No party? No problem: Running as an independent for local government

MARQUETTE — Democrat or Republican? That’s the first question many ask themselves when they head to the polls on election day. When it comes to some ballot decisions, the choice can be more than binary.

“When I actually chose to run, I sat back and I looked and I said, ‘am I a Democrat, or am I a Republican?’ I’ve never had to face that question before,” said Bill Vajda, who is running for Marquette County Commmissioner in District Three.

During his lifetime of public service roles, Vajda, a Marquette resident, says he had to leave his views and biases at home. When the time came to run for the Commission seat, Vajda had to decide on a party affiliation. After realizing that he was disenchanted with the focus and methods of the two major parties, he chose a third path.

“To be true to myself, to be true to the kind of things I believe in, being an independent was just a logical choice,” Vajda added.

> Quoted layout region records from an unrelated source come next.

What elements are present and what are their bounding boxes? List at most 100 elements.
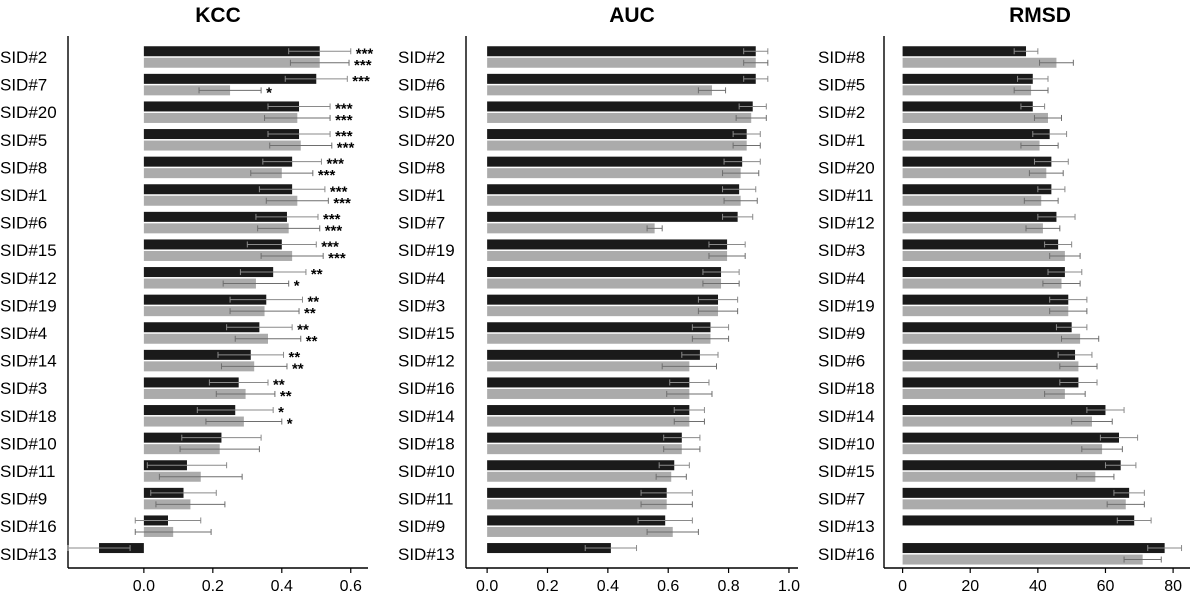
- kcc-category-label: SID#19: [0, 296, 57, 315]
- auc-bar-series-2: [487, 526, 673, 537]
- kcc-significance-label: **: [307, 294, 319, 311]
- auc-bar-series-1: [487, 239, 728, 250]
- auc-error-bar: [732, 142, 761, 149]
- auc-category-label: SID#19: [398, 241, 455, 260]
- rmsd-bar-series-2: [902, 278, 1062, 289]
- kcc-significance-label: ***: [352, 73, 370, 90]
- auc-bar-series-2: [487, 416, 690, 427]
- rmsd-error-bar: [1123, 556, 1162, 563]
- kcc-significance-label: ***: [318, 167, 336, 184]
- kcc-significance-label: ***: [326, 156, 344, 173]
- auc-category-label: SID#20: [398, 131, 455, 150]
- rmsd-bar-series-1: [902, 73, 1033, 84]
- rmsd-error-bar: [1049, 296, 1088, 303]
- auc-error-bar: [681, 351, 719, 358]
- kcc-significance-label: ***: [321, 238, 339, 255]
- kcc-category-label: SID#9: [0, 490, 47, 509]
- rmsd-error-bar: [1113, 489, 1145, 496]
- kcc-error-bar: [257, 225, 321, 232]
- kcc-bar-series-2: [143, 57, 320, 68]
- kcc-category-label: SID#8: [0, 158, 47, 177]
- auc-error-bar: [673, 407, 705, 414]
- kcc-category-label: SID#12: [0, 269, 57, 288]
- kcc-significance-label: *: [266, 84, 272, 101]
- kcc-bar-series-2: [143, 140, 301, 151]
- kcc-error-bar: [67, 545, 131, 552]
- kcc-significance-label: ***: [335, 100, 353, 117]
- auc-error-bar: [708, 241, 746, 248]
- rmsd-bar-series-1: [902, 515, 1135, 526]
- kcc-significance-label: ***: [328, 250, 346, 267]
- auc-error-bar: [722, 186, 757, 193]
- rmsd-bar-series-2: [902, 57, 1057, 68]
- kcc-category-label: SID#20: [0, 103, 57, 122]
- rmsd-error-bar: [1071, 418, 1113, 425]
- kcc-bar-series-1: [143, 101, 300, 112]
- rmsd-bar-series-1: [902, 156, 1052, 167]
- kcc-significance-label: **: [289, 349, 301, 366]
- auc-bar-series-2: [487, 85, 712, 96]
- rmsd-bar-series-2: [902, 471, 1096, 482]
- rmsd-error-bar: [1147, 545, 1183, 552]
- kcc-category-label: SID#16: [0, 517, 57, 536]
- auc-error-bar: [663, 434, 701, 441]
- kcc-error-bar: [208, 379, 269, 386]
- auc-bar-series-2: [487, 168, 741, 179]
- auc-error-bar: [655, 473, 687, 480]
- rmsd-error-bar: [1020, 142, 1059, 149]
- rmsd-error-bar: [1037, 186, 1066, 193]
- rmsd-bar-series-2: [902, 388, 1065, 399]
- rmsd-bar-series-1: [902, 184, 1052, 195]
- rmsd-error-bar: [1020, 103, 1046, 110]
- rmsd-x-tick-label: 40: [1029, 578, 1047, 593]
- rmsd-bar-series-2: [902, 168, 1047, 179]
- rmsd-bar-series-2: [902, 85, 1032, 96]
- rmsd-bar-series-2: [902, 306, 1069, 317]
- rmsd-category-label: SID#6: [818, 352, 865, 371]
- auc-x-tick-label: 1.0: [778, 578, 800, 593]
- kcc-significance-label: ***: [333, 195, 351, 212]
- auc-bar-series-2: [487, 112, 752, 123]
- auc-error-bar: [666, 390, 713, 397]
- rmsd-bar-series-1: [902, 46, 1027, 57]
- auc-category-label: SID#6: [398, 76, 445, 95]
- kcc-error-bar: [267, 131, 331, 138]
- kcc-category-label: SID#4: [0, 324, 47, 343]
- auc-error-bar: [640, 501, 693, 508]
- auc-bar-series-2: [487, 140, 747, 151]
- auc-bar-series-2: [487, 57, 756, 68]
- rmsd-error-bar: [1059, 363, 1098, 370]
- rmsd-error-bar: [1023, 197, 1059, 204]
- kcc-bar-series-2: [143, 168, 282, 179]
- rmsd-error-bar: [1049, 308, 1088, 315]
- kcc-error-bar: [215, 390, 276, 397]
- auc-bar-series-1: [487, 184, 740, 195]
- rmsd-x-tick-label: 60: [1097, 578, 1115, 593]
- auc-category-label: SID#1: [398, 186, 445, 205]
- auc-category-label: SID#16: [398, 379, 455, 398]
- kcc-error-bar: [150, 489, 217, 496]
- kcc-error-bar: [181, 434, 262, 441]
- auc-category-label: SID#5: [398, 103, 445, 122]
- kcc-error-bar: [269, 142, 333, 149]
- kcc-significance-label: **: [311, 266, 323, 283]
- auc-bar-series-1: [487, 322, 711, 333]
- auc-bar-series-2: [487, 250, 728, 261]
- kcc-category-label: SID#14: [0, 352, 57, 371]
- kcc-bar-series-2: [143, 250, 293, 261]
- kcc-category-label: SID#6: [0, 214, 47, 233]
- auc-error-bar: [697, 308, 739, 315]
- kcc-bar-series-1: [143, 405, 236, 416]
- auc-error-bar: [637, 517, 693, 524]
- rmsd-category-label: SID#4: [818, 269, 865, 288]
- rmsd-x-tick-label: 80: [1164, 578, 1182, 593]
- kcc-significance-label: ***: [335, 112, 353, 129]
- kcc-category-label: SID#3: [0, 379, 47, 398]
- kcc-bar-series-2: [143, 223, 289, 234]
- rmsd-bar-series-2: [902, 361, 1079, 372]
- rmsd-bar-series-2: [902, 499, 1126, 510]
- auc-bar-series-1: [487, 101, 753, 112]
- auc-error-bar: [735, 114, 767, 121]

If a candidate aligns with either major party, voters may have at least a ballpark idea of what that candidate stands for. Vajda says going independent has made him focus more on the issues he champions. It also inspires him to reach out to the community: so far, he says he’s spent around 170 hours knocking on doors and talking to potential constituents.

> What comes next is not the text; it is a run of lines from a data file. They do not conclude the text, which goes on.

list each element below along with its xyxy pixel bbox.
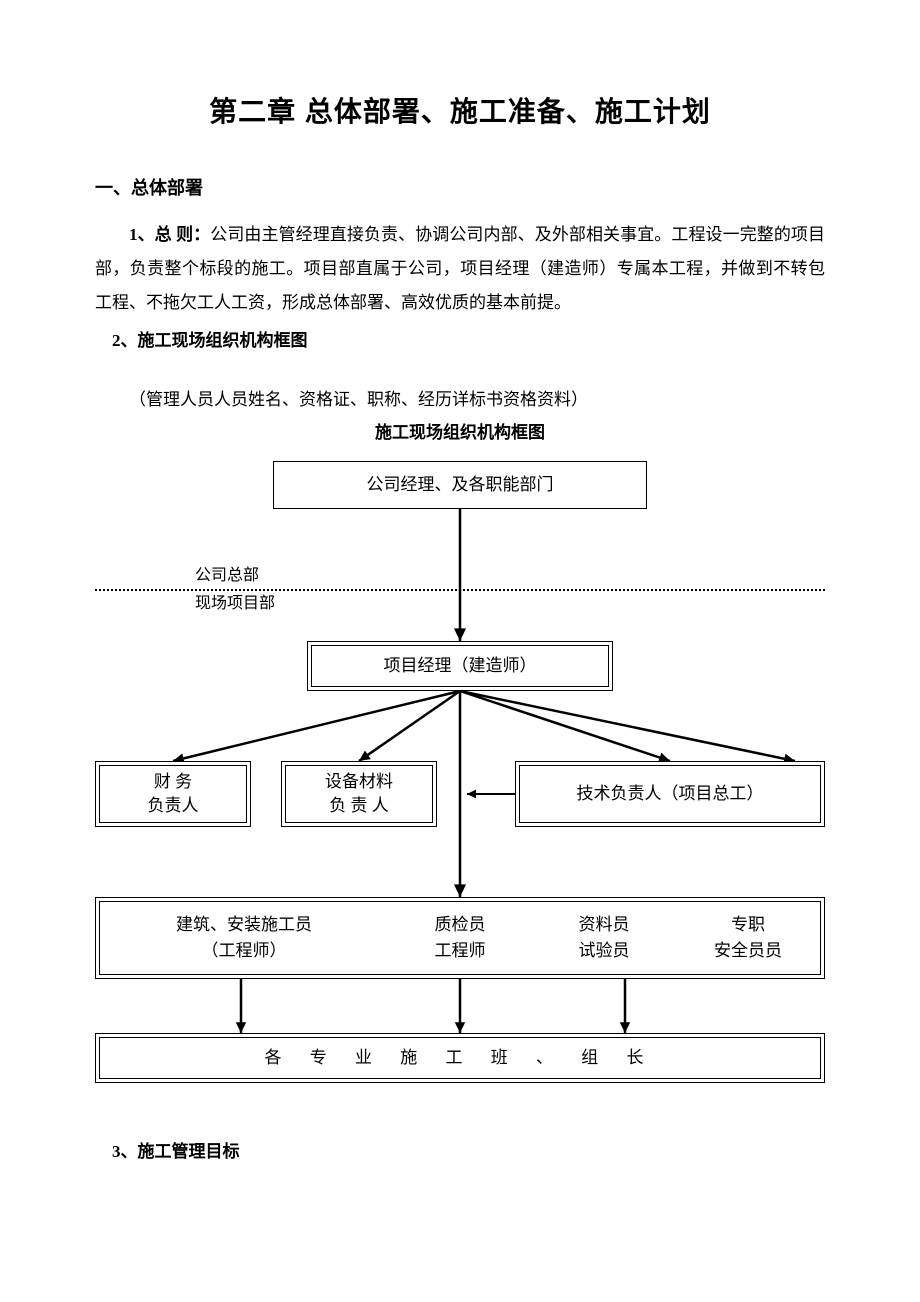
divider-dotted-line (95, 589, 825, 591)
org-chart-diagram: 公司总部现场项目部 公司经理、及各职能部门项目经理（建造师） 财 务负责人设备材料负… (95, 461, 825, 1091)
node-n_mat: 设备材料负 责 人 (281, 761, 437, 827)
diagram-title: 施工现场组织机构框图 (95, 418, 825, 443)
paragraph-item-1: 1、总 则：公司由主管经理直接负责、协调公司内部、及外部相关事宜。工程设一完整的… (95, 218, 825, 320)
divider-label-bottom: 现场项目部 (195, 593, 275, 615)
divider-label-top: 公司总部 (195, 565, 259, 587)
arrow-a2a (173, 691, 460, 763)
node-n_fin: 财 务负责人 (95, 761, 251, 827)
chapter-title: 第二章 总体部署、施工准备、施工计划 (95, 90, 825, 130)
node-n_top: 公司经理、及各职能部门 (273, 461, 647, 509)
node-n_bottom: 各 专 业 施 工 班 、 组 长 (95, 1033, 825, 1083)
page: 第二章 总体部署、施工准备、施工计划 一、总体部署 1、总 则：公司由主管经理直… (0, 0, 920, 1302)
row4-cell-2: 资料员试验员 (532, 902, 676, 974)
arrow-a4c (620, 979, 630, 1033)
arrow-a2b (359, 691, 460, 761)
arrow-a1 (454, 509, 466, 641)
arrow-a2d (460, 691, 670, 763)
node-n_row4bg: 建筑、安装施工员（工程师）质检员工程师资料员试验员专职安全员员 (95, 897, 825, 979)
arrow-a2e (460, 691, 795, 764)
arrow-a4a (236, 979, 246, 1033)
item3-heading: 3、施工管理目标 (95, 1137, 825, 1162)
item2-heading: 2、施工现场组织机构框图 (95, 326, 825, 351)
row4-cell-3: 专职安全员员 (676, 902, 820, 974)
arrow-a2c (454, 691, 466, 897)
note-text: （管理人员人员姓名、资格证、职称、经历详标书资格资料） (95, 385, 825, 410)
item1-lead: 1、总 则： (129, 225, 210, 244)
node-n_tech: 技术负责人（项目总工） (515, 761, 825, 827)
section-heading-1: 一、总体部署 (95, 174, 825, 200)
row4-cell-1: 质检员工程师 (388, 902, 532, 974)
arrow-a3 (467, 790, 515, 799)
row4-cell-0: 建筑、安装施工员（工程师） (100, 902, 388, 974)
node-n_pm: 项目经理（建造师） (307, 641, 613, 691)
arrow-a4b (455, 979, 465, 1033)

Independent candidates also need to get numerous residents to sign a qualifying petition before they can even get on the ballot.

“Although it’s a little bit [of an] extra hurdle that you face as an independent, it actually gives you a fair amount of comfort because at least you know you’ve been out in front of the electorate. You’ve got a sense of whether or not people think you’re a viable candidate and if they’re interested in you or not,” said Vajda.

A recent decision by a federal judge has overturned a state ban on straight-party voting on November’s ballots – the same ballots on which local independents like Vajda appear. While going straight-party can shorten a voter’s time at the polls, it can also box out candidates not affiliated with a major party.

“I think most people just intuitively understand that if you’re willing to watch American Idol and try to figure out who should be in the final four there, you can spend at least that much time trying to figure out who’s going to run the country and who’s going to run local government,” said Vajda.